Шлык запустил в меня тяжелым пресс-папье.
– Ну, ты… гнида старая! – заорал он, хотя прежней уверенности в его голосе я не заметил…
Этого следователя я больше никогда не видел, а при встрече с ним на том свете плюнул ему в похабную морду. Допросы прекратились, но кормить стали лучше.
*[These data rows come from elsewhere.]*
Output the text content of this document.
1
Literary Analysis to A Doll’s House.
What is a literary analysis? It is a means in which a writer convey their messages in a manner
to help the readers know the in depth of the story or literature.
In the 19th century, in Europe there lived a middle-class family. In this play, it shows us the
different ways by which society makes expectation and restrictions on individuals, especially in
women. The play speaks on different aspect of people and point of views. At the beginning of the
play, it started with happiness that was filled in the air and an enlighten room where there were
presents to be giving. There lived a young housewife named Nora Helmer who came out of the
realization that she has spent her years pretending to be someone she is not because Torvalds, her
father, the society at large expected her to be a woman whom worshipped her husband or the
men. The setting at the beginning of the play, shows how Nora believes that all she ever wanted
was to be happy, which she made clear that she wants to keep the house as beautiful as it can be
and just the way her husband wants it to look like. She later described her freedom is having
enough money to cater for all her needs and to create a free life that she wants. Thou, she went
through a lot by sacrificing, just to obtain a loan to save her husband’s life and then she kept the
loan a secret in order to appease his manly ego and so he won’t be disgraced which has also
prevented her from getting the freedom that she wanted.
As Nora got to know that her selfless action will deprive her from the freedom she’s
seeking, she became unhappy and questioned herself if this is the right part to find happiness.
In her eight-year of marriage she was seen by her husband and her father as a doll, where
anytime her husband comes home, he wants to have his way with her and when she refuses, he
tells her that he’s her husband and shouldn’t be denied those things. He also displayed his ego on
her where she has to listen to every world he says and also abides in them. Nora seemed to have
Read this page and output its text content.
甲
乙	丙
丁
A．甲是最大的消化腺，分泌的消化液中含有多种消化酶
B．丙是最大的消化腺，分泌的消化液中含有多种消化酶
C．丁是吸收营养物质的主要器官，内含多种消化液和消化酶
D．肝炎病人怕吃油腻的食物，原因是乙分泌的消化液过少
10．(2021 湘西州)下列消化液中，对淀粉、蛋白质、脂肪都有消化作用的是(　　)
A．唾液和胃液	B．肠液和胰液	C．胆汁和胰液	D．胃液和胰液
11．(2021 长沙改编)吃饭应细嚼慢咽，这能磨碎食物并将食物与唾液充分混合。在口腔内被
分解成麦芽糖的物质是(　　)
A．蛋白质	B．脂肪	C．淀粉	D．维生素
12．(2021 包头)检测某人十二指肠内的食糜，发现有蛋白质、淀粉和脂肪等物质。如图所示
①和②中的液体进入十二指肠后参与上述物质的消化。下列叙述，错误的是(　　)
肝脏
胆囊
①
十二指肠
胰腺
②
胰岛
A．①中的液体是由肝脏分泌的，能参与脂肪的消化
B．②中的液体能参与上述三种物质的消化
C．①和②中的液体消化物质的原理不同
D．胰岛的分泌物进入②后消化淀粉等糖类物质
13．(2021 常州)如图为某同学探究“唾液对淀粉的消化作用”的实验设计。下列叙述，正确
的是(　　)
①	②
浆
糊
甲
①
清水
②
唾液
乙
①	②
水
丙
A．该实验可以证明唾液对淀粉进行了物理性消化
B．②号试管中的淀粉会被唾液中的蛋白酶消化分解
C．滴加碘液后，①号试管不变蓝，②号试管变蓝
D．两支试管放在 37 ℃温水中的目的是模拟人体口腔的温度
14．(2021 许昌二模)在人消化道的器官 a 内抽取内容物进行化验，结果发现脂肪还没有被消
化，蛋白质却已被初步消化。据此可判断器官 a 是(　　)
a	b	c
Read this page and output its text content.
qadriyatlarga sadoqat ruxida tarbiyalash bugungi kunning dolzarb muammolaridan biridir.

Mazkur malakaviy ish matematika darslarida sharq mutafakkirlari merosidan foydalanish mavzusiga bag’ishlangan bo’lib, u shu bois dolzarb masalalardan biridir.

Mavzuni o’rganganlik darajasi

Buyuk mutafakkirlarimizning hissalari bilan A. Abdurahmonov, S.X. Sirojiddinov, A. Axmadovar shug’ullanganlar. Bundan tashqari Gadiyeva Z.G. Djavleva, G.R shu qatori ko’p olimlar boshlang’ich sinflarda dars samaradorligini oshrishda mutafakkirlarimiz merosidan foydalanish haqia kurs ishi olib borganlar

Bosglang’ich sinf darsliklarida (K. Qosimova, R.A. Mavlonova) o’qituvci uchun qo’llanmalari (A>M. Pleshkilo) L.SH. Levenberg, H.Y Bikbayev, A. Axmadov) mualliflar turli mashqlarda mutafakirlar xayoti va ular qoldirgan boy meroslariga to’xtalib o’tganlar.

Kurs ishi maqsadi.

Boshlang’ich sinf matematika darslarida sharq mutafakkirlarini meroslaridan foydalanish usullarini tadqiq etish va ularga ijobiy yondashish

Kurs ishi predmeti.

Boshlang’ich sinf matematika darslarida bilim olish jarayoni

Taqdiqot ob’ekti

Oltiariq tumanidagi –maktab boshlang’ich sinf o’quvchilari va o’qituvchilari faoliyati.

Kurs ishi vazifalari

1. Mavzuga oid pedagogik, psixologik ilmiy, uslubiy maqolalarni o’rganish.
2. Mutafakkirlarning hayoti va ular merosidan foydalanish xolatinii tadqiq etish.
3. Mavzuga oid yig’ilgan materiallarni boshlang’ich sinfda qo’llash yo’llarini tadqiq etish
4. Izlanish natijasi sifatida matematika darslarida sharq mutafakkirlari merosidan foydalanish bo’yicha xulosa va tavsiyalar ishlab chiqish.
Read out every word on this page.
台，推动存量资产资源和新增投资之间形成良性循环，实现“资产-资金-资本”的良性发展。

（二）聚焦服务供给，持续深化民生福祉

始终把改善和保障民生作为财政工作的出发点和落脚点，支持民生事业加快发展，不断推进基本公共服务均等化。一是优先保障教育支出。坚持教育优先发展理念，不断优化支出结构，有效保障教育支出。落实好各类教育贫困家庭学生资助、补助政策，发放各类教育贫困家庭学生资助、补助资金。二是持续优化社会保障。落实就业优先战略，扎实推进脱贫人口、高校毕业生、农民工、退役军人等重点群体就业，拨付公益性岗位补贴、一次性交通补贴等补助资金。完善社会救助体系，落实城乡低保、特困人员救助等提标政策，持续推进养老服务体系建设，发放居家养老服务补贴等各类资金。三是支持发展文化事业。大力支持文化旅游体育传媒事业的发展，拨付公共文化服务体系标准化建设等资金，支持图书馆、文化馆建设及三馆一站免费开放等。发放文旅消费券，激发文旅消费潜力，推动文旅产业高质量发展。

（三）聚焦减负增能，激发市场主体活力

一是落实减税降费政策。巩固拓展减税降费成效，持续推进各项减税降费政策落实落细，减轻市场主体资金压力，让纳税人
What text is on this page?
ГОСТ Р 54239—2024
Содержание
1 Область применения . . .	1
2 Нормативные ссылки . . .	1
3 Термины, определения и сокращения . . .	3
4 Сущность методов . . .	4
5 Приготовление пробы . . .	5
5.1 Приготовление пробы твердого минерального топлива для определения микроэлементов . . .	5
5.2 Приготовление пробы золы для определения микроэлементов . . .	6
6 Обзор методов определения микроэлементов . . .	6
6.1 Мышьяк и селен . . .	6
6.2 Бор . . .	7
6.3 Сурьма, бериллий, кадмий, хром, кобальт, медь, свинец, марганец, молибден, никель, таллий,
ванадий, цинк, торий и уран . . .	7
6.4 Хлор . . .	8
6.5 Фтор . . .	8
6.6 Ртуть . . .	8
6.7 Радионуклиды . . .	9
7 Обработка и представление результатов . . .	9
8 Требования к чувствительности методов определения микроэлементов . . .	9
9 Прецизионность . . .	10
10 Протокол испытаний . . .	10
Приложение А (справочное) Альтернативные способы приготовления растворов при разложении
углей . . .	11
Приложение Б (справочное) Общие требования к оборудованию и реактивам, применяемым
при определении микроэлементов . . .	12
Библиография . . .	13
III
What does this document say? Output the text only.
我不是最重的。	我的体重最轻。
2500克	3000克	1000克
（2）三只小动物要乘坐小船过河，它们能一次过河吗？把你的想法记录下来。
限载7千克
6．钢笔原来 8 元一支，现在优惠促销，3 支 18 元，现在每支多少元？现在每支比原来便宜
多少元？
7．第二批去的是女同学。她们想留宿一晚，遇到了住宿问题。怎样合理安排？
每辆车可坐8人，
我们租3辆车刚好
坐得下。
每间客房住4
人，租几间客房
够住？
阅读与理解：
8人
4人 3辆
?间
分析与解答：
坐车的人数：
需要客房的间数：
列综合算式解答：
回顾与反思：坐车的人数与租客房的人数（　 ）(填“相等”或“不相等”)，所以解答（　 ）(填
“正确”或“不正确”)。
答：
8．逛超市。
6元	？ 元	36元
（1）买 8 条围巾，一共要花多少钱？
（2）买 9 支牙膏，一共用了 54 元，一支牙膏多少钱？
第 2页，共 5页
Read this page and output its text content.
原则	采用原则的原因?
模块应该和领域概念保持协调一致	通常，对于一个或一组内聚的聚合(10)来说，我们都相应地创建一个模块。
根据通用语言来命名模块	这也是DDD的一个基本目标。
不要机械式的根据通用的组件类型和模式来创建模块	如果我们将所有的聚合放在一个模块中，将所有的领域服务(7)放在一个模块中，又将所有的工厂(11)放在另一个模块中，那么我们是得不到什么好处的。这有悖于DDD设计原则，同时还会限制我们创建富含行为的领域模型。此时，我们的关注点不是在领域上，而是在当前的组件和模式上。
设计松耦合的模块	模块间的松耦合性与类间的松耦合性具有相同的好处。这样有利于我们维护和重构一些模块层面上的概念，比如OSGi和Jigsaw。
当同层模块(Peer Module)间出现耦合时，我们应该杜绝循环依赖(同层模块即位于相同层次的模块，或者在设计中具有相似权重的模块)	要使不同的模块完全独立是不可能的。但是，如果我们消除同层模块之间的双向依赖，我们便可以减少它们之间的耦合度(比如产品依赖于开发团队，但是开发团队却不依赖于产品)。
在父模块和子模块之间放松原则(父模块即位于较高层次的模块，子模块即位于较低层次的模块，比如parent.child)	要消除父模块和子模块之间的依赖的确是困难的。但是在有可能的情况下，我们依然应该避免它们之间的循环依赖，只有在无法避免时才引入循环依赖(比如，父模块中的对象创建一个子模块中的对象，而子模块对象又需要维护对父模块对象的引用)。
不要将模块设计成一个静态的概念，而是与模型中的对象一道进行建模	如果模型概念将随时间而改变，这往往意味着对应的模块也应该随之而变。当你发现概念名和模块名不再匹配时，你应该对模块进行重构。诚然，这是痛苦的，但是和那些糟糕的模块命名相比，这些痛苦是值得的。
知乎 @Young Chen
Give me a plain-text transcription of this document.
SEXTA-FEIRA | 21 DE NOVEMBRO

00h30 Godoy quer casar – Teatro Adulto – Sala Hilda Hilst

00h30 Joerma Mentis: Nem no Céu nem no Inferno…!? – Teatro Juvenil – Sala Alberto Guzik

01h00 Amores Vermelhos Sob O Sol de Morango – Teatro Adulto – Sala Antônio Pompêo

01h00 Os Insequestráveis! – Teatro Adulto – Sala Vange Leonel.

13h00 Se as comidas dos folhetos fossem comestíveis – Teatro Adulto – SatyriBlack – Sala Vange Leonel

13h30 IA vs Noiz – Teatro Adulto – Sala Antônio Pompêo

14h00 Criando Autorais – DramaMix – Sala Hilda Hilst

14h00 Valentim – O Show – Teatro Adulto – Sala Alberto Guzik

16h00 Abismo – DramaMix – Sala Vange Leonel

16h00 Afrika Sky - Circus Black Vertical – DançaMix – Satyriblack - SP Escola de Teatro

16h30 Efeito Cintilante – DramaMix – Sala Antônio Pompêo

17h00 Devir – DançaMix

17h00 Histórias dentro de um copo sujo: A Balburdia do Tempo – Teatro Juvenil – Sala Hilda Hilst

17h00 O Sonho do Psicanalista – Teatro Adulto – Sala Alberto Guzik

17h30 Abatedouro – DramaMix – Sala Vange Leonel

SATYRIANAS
Я получил целый коробок спичек, не изнуряя себя расщеплением каждой на четыре доли. Однажды вечером меня в камере навестил молодой полковник НКВД, благоухающий одеколоном «Красная Москва», за ним надзиратель внес в камеру чернила с пером и большую стопку бумаги.
– Нет, допроса не будет, – утешил меня полковник. – У меня к вам разговор иного рода. Представьте себе, что на нашу страну вдруг напало некое государство Европы… Что бы вы, старый опытный генштабист, предложили сделать для борьбы с ним? Изложите свои размышления на бумаге.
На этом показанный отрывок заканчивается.